The Courage to Confront What’s Ahead

7 December 2018
By: Andrew K. Mandel

I’ve had the opportunity this year as an Elissa Froman Fellow to meet with several NIF grantees, including Ir Amim. Their tour of Jerusalem and the surrounding areas opened my eyes to a city I thought I knew. Based on this week’s parasha, I think Joseph would have been moved, too.

In Parashat Miketz, Joseph shows his rare ability to mobilize people around an impending threat beyond their line of vision: a famine slated to destroy Egypt. Indeed, Rashi translates the name that Pharoah gives Joseph — Zaphnath-Paaneah — as “he who discovers hidden things.”

Ir Amim, founded in 2000, is similarly working to help people see what is coming down the road. Ir Amim works with Israeli and Palestinian partners toward a more equitable and sustainable Jerusalem for all those who share it. They also work to help secure a negotiated resolution on the city. Through advocacy and awareness-raising activities, including the tour I went on, Ir Amim shines a light on the harsh realities facing East Jerusalem Palestinian residents, who are not Israeli citizens and lack access to many municipal services.

On my tour, we traveled by bus to Har Homa, just a short drive from the Jerusalem city center and within eyeshot of Bethlehem.

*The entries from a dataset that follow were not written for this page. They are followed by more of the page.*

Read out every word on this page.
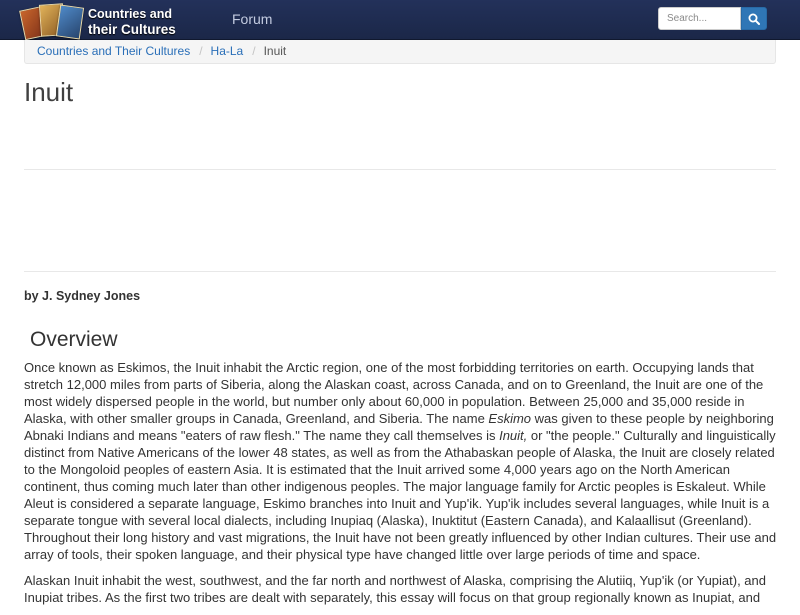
Countries and
their Cultures
Forum
Search...
Countries and Their Cultures / Ha-La / Inuit
Inuit
by J. Sydney Jones
Overview

Once known as Eskimos, the Inuit inhabit the Arctic region, one of the most forbidding territories on earth. Occupying lands that stretch 12,000 miles from parts of Siberia, along the Alaskan coast, across Canada, and on to Greenland, the Inuit are one of the most widely dispersed people in the world, but number only about 60,000 in population. Between 25,000 and 35,000 reside in Alaska, with other smaller groups in Canada, Greenland, and Siberia. The name Eskimo was given to these people by neighboring Abnaki Indians and means "eaters of raw flesh." The name they call themselves is Inuit, or "the people." Culturally and linguistically distinct from Native Americans of the lower 48 states, as well as from the Athabaskan people of Alaska, the Inuit are closely related to the Mongoloid peoples of eastern Asia. It is estimated that the Inuit arrived some 4,000 years ago on the North American continent, thus coming much later than other indigenous peoples. The major language family for Arctic peoples is Eskaleut. While Aleut is considered a separate language, Eskimo branches into Inuit and Yup'ik. Yup'ik includes several languages, while Inuit is a separate tongue with several local dialects, including Inupiaq (Alaska), Inuktitut (Eastern Canada), and Kalaallisut (Greenland). Throughout their long history and vast migrations, the Inuit have not been greatly influenced by other Indian cultures. Their use and array of tools, their spoken language, and their physical type have changed little over large periods of time and space.

Alaskan Inuit inhabit the west, southwest, and the far north and northwest of Alaska, comprising the Alutiiq, Yup'ik (or Yupiat), and Inupiat tribes. As the first two tribes are dealt with separately, this essay will focus on that group regionally known as Inupiat, and
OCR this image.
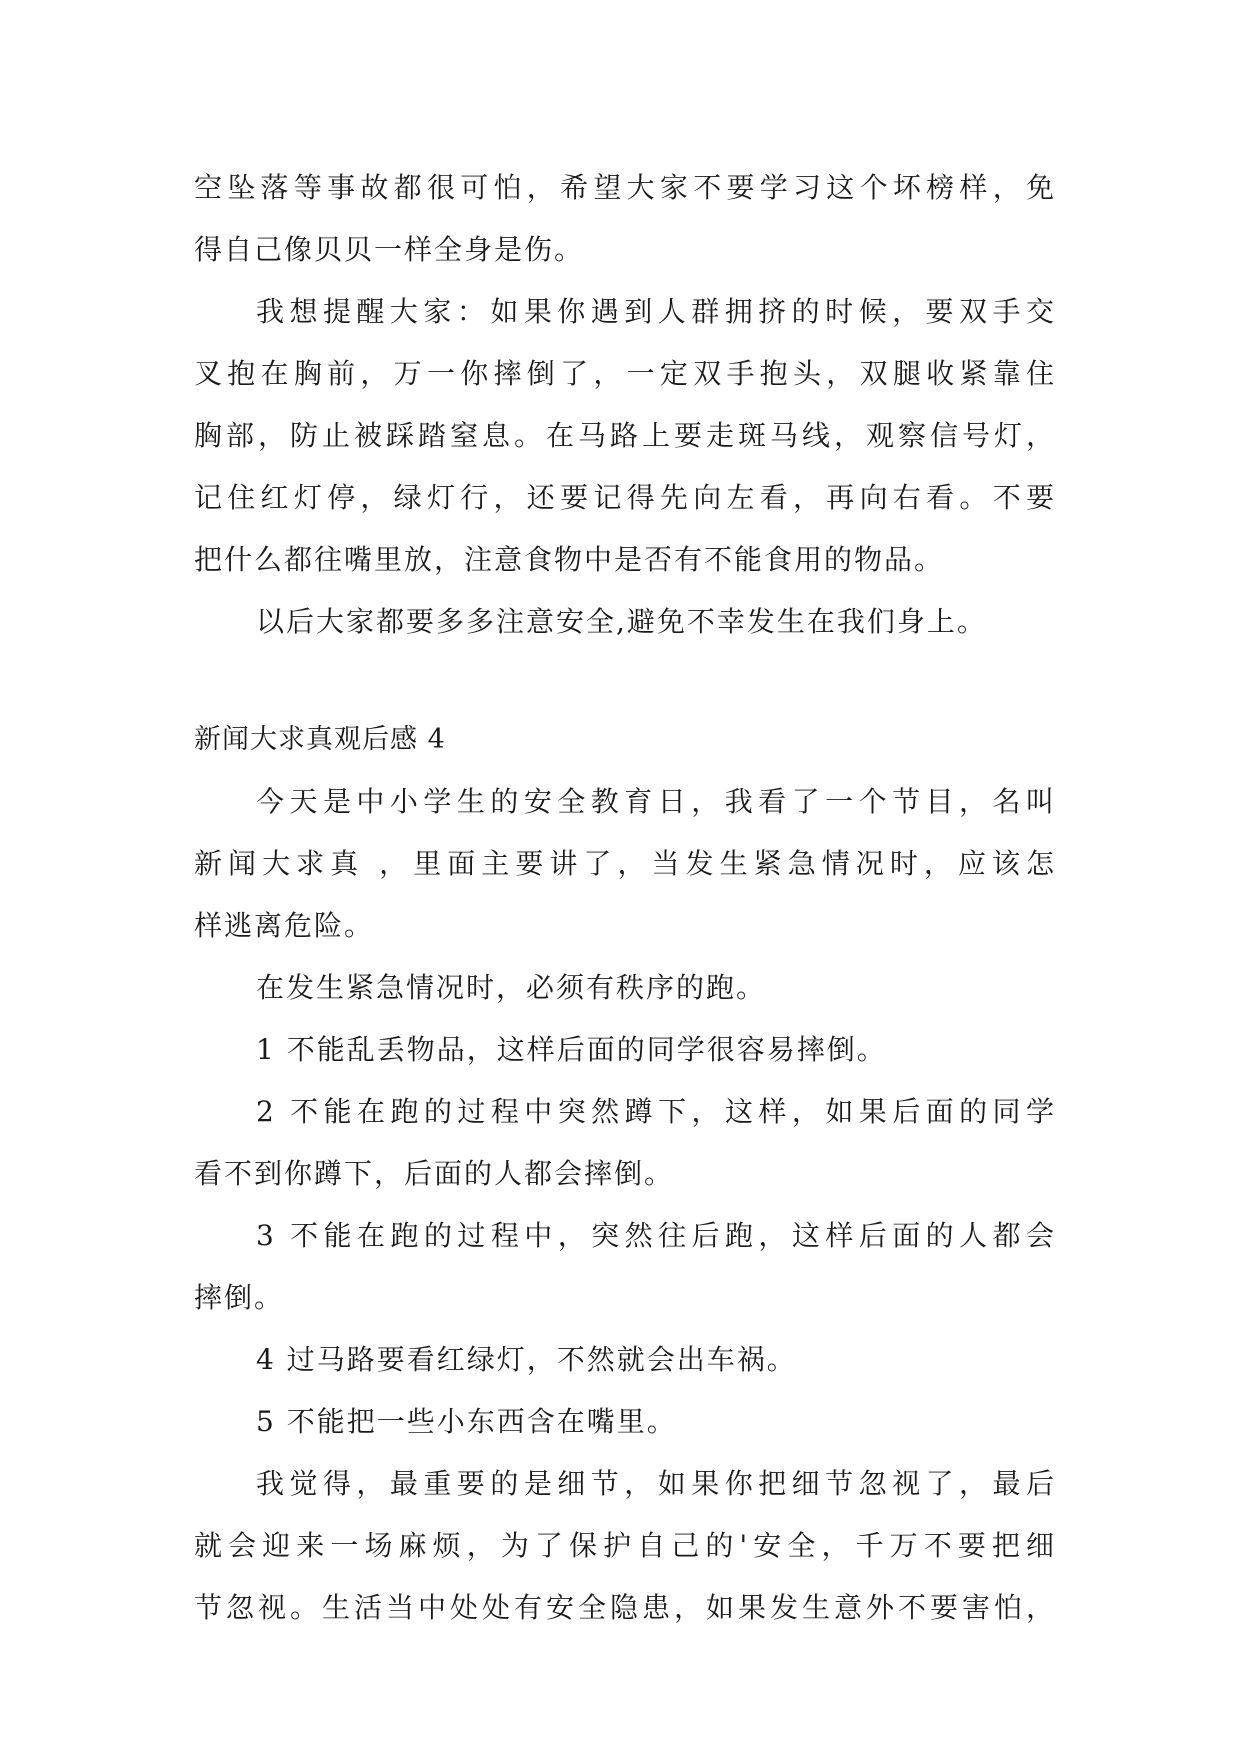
空坠落等事故都很可怕，希望大家不要学习这个坏榜样，免
得自己像贝贝一样全身是伤。
我想提醒大家：如果你遇到人群拥挤的时候，要双手交
叉抱在胸前，万一你摔倒了，一定双手抱头，双腿收紧靠住
胸部，防止被踩踏窒息。在马路上要走斑马线，观察信号灯，
记住红灯停，绿灯行，还要记得先向左看，再向右看。不要
把什么都往嘴里放，注意食物中是否有不能食用的物品。
以后大家都要多多注意安全,避免不幸发生在我们身上。
新闻大求真观后感 4
今天是中小学生的安全教育日，我看了一个节目，名叫
新闻大求真 ，里面主要讲了，当发生紧急情况时，应该怎
样逃离危险。
在发生紧急情况时，必须有秩序的跑。
1 不能乱丢物品，这样后面的同学很容易摔倒。
2 不能在跑的过程中突然蹲下，这样，如果后面的同学
看不到你蹲下，后面的人都会摔倒。
3 不能在跑的过程中，突然往后跑，这样后面的人都会
摔倒。
4 过马路要看红绿灯，不然就会出车祸。
5 不能把一些小东西含在嘴里。
我觉得，最重要的是细节，如果你把细节忽视了，最后
就会迎来一场麻烦，为了保护自己的'安全，千万不要把细
节忽视。生活当中处处有安全隐患，如果发生意外不要害怕，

Ten years ago, then U.S. Secretary of State Condoleezza Rice condemned Israel’s plans to build hundreds of homes there, calling it a “settlement the U.S. has opposed from the very beginning.” Now, Har Homa is a thriving community with wide, pristine streets, well-equipped children’s playgrounds, and manicured topiaries.

Ir Amim’s maps, revised regularly to illustrate this rapidly changing landscape, help foreshadow what’s to come: expanding Jewish settlements like these, sandwiched between under-resourced Palestinian villages, make it substantially less and less viable for Palestinians to have a contiguous state of their own. For too many of us, it feels as though “the facts on the ground” may remain hidden until it’s too late, but Ir Amim’s work helps us visualize how the Israeli government is creating a situation where it becomes less and less likely that there will someday be an Israel living side-by-side with a Palestinian state.

As Joseph’s story teaches us, predicting the famine and preparing for it are two different things. Later in the tour, our Israeli guide lamented that, during a time of war, there’s no real way for Palestinians and Jewish Israelis to have constructive dialogue. Yet when there is relative calm and no war, people feel little reason to do so. Here again, Ir Amim bucks the trend, convening diverse stakeholders, seeking out shared interests, and identifying negotiating points for Jerusalem’s future. Like Joseph’s work of rationing grain, Ir Amim makes short-term sacrifices — naming where the Israeli government has mis-stepped and then enduring criticism for being disloyal to Israel for doing so — that may just lay the groundwork for long-term solutions.

May the examples of Joseph and Ir Amim inspire us all to confront difficult truths and make the sacrifices necessary to build a stronger, more peaceful future.